Yolanda Evert is seeking $5 million in damages.


  • Comment Link January 03, 2012 10:09 am posted by Dave Bovee

    Not everything that happens is the fault of somebody with money. He chose to stay there; he chose to go look for a grizzly.

  • Comment Link January 03, 2012 10:44 am posted by Randi Reiter

    Go Yolanda, the USGS was at fault for removing signs, hope the judge does not dismiss.

  • Comment Link January 03, 2012 11:25 am posted by isabella vine

    Just like the government, isn't it? Protecting themselves from lawsuits so they don't have to be responsible or held liable for what they do, or cause to happen to citizens. Shame on the government! To basically say in court that nothing matters in the case because the government, though responsible for the tragedy, is protected from lawsuits; it is nothing short of a crime in itself!

  • Comment Link January 03, 2012 2:11 pm posted by Jacquie

    If the warning sign was supposed to stay up for 3 days and wasn't, then willful misconduct was certainly acted out. Also, I would say, by his own admission, that taking down a warning sign just because you hadn't seen anyone in the area, is reckless and irresponsible. I believe Mrs. Evert is entitled to some sort of settlement.

  • Comment Link January 04, 2012 7:31 am posted by tom tercek

    if we allow the suit the government will be forced to severely limit our access rights to public land to prevent lawsuits

    The lawyers are screwing up too many things for the rest of us.

  • Comment Link January 04, 2012 7:58 am posted by Leonard Harwood

    This kind of behavier by the Federal Government just makes it more likely that harm will come to Federal enforcement officers, and possibly others. People are not real fond of the Fed's, anyhow.

  • Comment Link January 04, 2012 8:07 am posted by Jo

    It is very unfortunate BUT Evert CHOSE to live there AND he was fully aware of the fact Grizzlys are in that area, that being said his widowed wife has no right to collect money from the Government, YOU CHOSE TO LIVE THERE, HELLO!!!!!!

  • Comment Link January 04, 2012 10:30 am posted by wyorez

    Nature is dangerous. Nature can kill. You know that going in. You accept that risk. Deal with it. Plain and simple. You don't like it? Bye!

  • Comment Link January 04, 2012 4:12 pm posted by Becky Wills

    He knew grizzlies lived in the area. That has nothing to do with the researches drugging a bear and leaving it to wake up pissed off and unfamiliar with its surroudings. It changes the normal behavior and the normal risk associated with living in bear country. They did not follow their own protocals. In my job I would be fired for such a terrible mistake. Why shouldn't they be accountable for such a tragic and needless screwup? Accountability!!!!

  • Comment Link January 06, 2012 8:21 am posted by wyorez

    "It changes the normal behavior and the normal risk associated with living in bear country"

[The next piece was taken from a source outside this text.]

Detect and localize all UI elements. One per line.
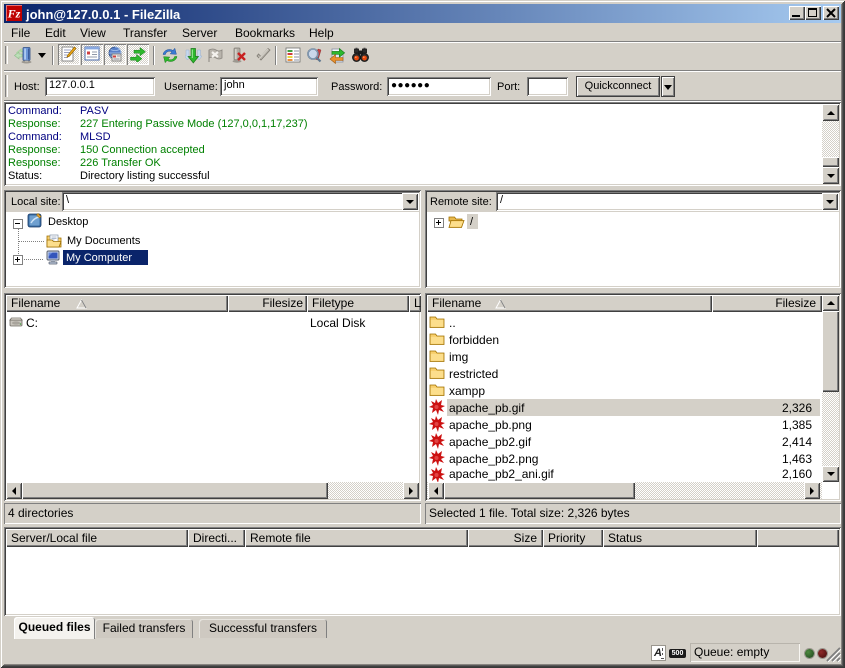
svg-text:Fz: Fz [7, 7, 21, 21]
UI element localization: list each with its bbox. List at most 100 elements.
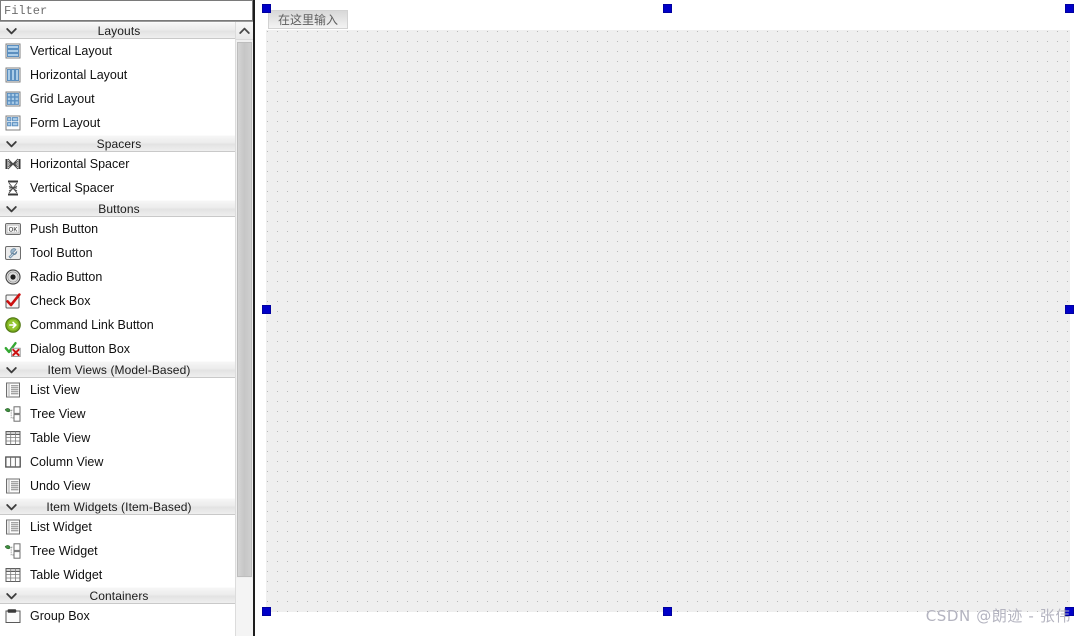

    HAHAHAHA! That is both laughable and absurd at the same time. Educated and intelligent individuals all know that any wild animal, especially grizzly bears, are incredibly UNPREDICTABLE drugged or not! The only bit of normalcy is the fact that they are going to be unpredictable. People know that going in. Lawyers representing this case are the reason the public has to sign so many liability statements to breath and live.

  • Comment Link January 10, 2012 7:41 pm posted by Jim Frankenfield

    I think the lawsuit is silly and should be dismissed. However, I find it amusing that the USFS wants to argue as a landowner. They are a landowner in the sense of everyone else when it suits them, and when it doesn't they simply claim exemption. When it comes to property tax they are not a typical landowner.